Dès le début de l’audience, la présidente du tribunal a donné le ton : “Depuis 2002, différents magistrats ont été appelés à juger des arrêtés anti-expulsions pris notamment par le maire de Vénissieux. Je rappelle qu’une salle d’audience n’est pas une tribune politique. Je vous remercierai donc de vous concentrer sur les textes de lois, comme je remercierai le public de ne pas manifester son soutien ou sa désapprobation.”
La parole a d’abord été donnée à Mme Bouyssou, représentant le préfet du Rhône. Celle-ci a demandé à la présidente du tribunal de frapper de nullité les arrêtés pris par Michèle Picard. “Ceux-ci ne correspondent en rien au pouvoir de police du maire d’une ville, a-t-elle assuré. En effet, ils ne s’appuient sur aucun trouble avéré à l’ordre public, juste des troubles supposés, et se basent sur des textes trop généraux. Ils passent outre des décisions de justice. Enfin, ils s’immiscent, dans le cas particulier des arrêtés contre les coupures d’énergies, dans une relation contractuelle, de droit privé, entre un particulier et une entreprise. Tous sont de fait en dehors de la loi.”
Puis c’était au tour de Michèle Picard de s’exprimer. “Chaque année, j’axe mon argumentaire sous un angle différent, afin de démontrer les conséquences terribles de la précarité. L’an dernier, j’avais alerté sur les effets de la pauvreté chez l’enfant, comparables à ceux de la guerre. Aujourd’hui, j’évoquerai les difficultés auxquelles sont confrontées les personnes âgées. Plus d’un million de retraités ont des revenus inférieurs au seuil de pauvreté. 55 % des ménages touchés par la précarité énergétique ont plus de soixante ans. En dix ans, le taux de surendettement des plus de cinquante ans a progressé de 10 %. (…) Avec les réformes des retraites successives, la situation des retraités n’a cessé de se dégrader. En dix ans, leur pouvoir d’achat a chuté de 10 à 20 %. (…) Une société qui ne respecte pas ses aînés, qui sacrifie ses enfants, est une société sans fondation ni perspective.
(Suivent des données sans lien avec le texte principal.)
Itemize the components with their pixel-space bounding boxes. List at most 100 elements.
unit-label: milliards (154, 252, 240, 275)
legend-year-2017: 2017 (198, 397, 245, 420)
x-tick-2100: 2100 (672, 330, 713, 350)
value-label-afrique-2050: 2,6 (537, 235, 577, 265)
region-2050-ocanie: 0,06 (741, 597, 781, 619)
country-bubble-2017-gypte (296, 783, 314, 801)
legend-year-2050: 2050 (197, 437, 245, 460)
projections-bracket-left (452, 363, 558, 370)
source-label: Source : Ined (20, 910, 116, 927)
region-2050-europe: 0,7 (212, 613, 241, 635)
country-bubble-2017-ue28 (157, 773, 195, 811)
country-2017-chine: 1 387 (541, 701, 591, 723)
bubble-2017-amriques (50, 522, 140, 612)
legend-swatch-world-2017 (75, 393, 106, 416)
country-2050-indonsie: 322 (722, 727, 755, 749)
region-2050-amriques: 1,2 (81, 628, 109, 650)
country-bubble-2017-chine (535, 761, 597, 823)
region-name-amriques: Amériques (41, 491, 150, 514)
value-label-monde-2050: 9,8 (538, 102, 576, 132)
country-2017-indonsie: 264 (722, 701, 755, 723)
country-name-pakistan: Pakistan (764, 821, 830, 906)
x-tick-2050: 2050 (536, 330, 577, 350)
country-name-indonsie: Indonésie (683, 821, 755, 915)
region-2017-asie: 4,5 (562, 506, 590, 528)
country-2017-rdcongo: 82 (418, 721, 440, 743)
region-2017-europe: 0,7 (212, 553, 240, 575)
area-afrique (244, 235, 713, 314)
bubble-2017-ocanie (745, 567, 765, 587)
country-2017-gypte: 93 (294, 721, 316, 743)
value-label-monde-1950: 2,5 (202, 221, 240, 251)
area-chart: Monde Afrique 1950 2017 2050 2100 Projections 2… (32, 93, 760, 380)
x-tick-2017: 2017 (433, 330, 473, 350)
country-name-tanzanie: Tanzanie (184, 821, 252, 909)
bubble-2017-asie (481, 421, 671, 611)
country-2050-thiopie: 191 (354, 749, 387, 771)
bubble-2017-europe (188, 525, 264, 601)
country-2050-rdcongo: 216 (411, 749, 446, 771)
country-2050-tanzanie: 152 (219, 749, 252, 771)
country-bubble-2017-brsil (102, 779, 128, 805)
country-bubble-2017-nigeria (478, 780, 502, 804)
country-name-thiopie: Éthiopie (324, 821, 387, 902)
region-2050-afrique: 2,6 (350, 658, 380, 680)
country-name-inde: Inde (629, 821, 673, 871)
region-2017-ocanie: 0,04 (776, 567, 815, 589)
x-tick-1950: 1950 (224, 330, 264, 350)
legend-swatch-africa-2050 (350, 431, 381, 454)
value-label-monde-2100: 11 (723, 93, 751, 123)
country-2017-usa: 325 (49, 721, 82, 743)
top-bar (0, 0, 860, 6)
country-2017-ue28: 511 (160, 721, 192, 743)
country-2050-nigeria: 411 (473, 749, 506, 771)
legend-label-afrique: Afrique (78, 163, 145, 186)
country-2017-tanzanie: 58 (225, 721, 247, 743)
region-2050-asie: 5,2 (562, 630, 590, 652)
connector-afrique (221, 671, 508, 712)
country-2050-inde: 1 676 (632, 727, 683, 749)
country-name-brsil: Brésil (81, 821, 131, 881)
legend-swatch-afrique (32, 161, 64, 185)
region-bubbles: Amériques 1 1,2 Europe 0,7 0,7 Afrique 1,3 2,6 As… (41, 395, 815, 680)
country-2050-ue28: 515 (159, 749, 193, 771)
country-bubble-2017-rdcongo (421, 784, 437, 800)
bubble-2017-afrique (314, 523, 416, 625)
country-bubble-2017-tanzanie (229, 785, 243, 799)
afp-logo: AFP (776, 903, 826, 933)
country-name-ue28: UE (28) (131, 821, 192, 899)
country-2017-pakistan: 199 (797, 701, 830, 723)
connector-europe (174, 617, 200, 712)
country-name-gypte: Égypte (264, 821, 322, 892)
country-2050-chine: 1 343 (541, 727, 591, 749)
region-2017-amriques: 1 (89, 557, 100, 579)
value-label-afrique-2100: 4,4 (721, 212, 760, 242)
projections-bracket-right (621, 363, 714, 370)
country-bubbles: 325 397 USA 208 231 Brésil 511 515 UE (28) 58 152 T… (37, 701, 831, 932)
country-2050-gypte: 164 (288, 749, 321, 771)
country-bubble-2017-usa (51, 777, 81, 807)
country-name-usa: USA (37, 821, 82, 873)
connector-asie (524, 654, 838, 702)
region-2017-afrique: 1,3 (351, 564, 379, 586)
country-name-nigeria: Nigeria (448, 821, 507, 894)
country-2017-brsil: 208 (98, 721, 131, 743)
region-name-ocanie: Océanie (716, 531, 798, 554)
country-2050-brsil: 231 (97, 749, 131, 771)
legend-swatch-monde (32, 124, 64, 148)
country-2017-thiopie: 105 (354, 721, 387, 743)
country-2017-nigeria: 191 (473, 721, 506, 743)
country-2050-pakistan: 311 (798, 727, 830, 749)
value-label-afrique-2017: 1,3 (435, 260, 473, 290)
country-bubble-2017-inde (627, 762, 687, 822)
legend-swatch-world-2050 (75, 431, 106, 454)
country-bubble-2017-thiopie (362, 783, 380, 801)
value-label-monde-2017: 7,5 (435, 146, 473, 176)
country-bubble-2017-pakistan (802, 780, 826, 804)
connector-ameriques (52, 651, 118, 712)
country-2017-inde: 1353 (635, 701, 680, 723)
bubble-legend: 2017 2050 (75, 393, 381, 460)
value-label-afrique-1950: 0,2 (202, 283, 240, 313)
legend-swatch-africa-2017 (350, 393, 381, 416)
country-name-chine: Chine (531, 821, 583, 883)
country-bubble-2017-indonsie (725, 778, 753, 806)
“À Vénissieux en 2013, les situations d’expulsion ont augmenté de 32 % en un an. Ce sont les effets d’une crise endémique, dont on mesure aujourd’hui les conséquences. Tous les voyants sont au rouge. Il y a eu 251 assignations au tribunal, 104 demandes de concours de la force publique, 53 expulsions programmées, pour onze effectuées. 21 familles sont parties avant l’expulsion. Pour la première année, les plus de 59 ans ont représenté 20 % des situations d’expulsions.
“Alors que les maires sont en première ligne, ces arrêtés constituent un cri d’alarme, un acte de désobéissance civique nécessaire face à l’urgence sociale et à l’exclusion. (…) L’État doit être un véritable partenaire des collectivités pour trouver des solutions justes et dignes. La lutte contre la pauvreté doit être une priorité nationale, une urgence nationale.”
“Vous ne vous adressez pas à la bonne institution, lui a répondu la présidente. Le tribunal administratif ne décide pas des lois. L’audience est levée.”
La décision du tribunal administratif devrait être connue rapidement.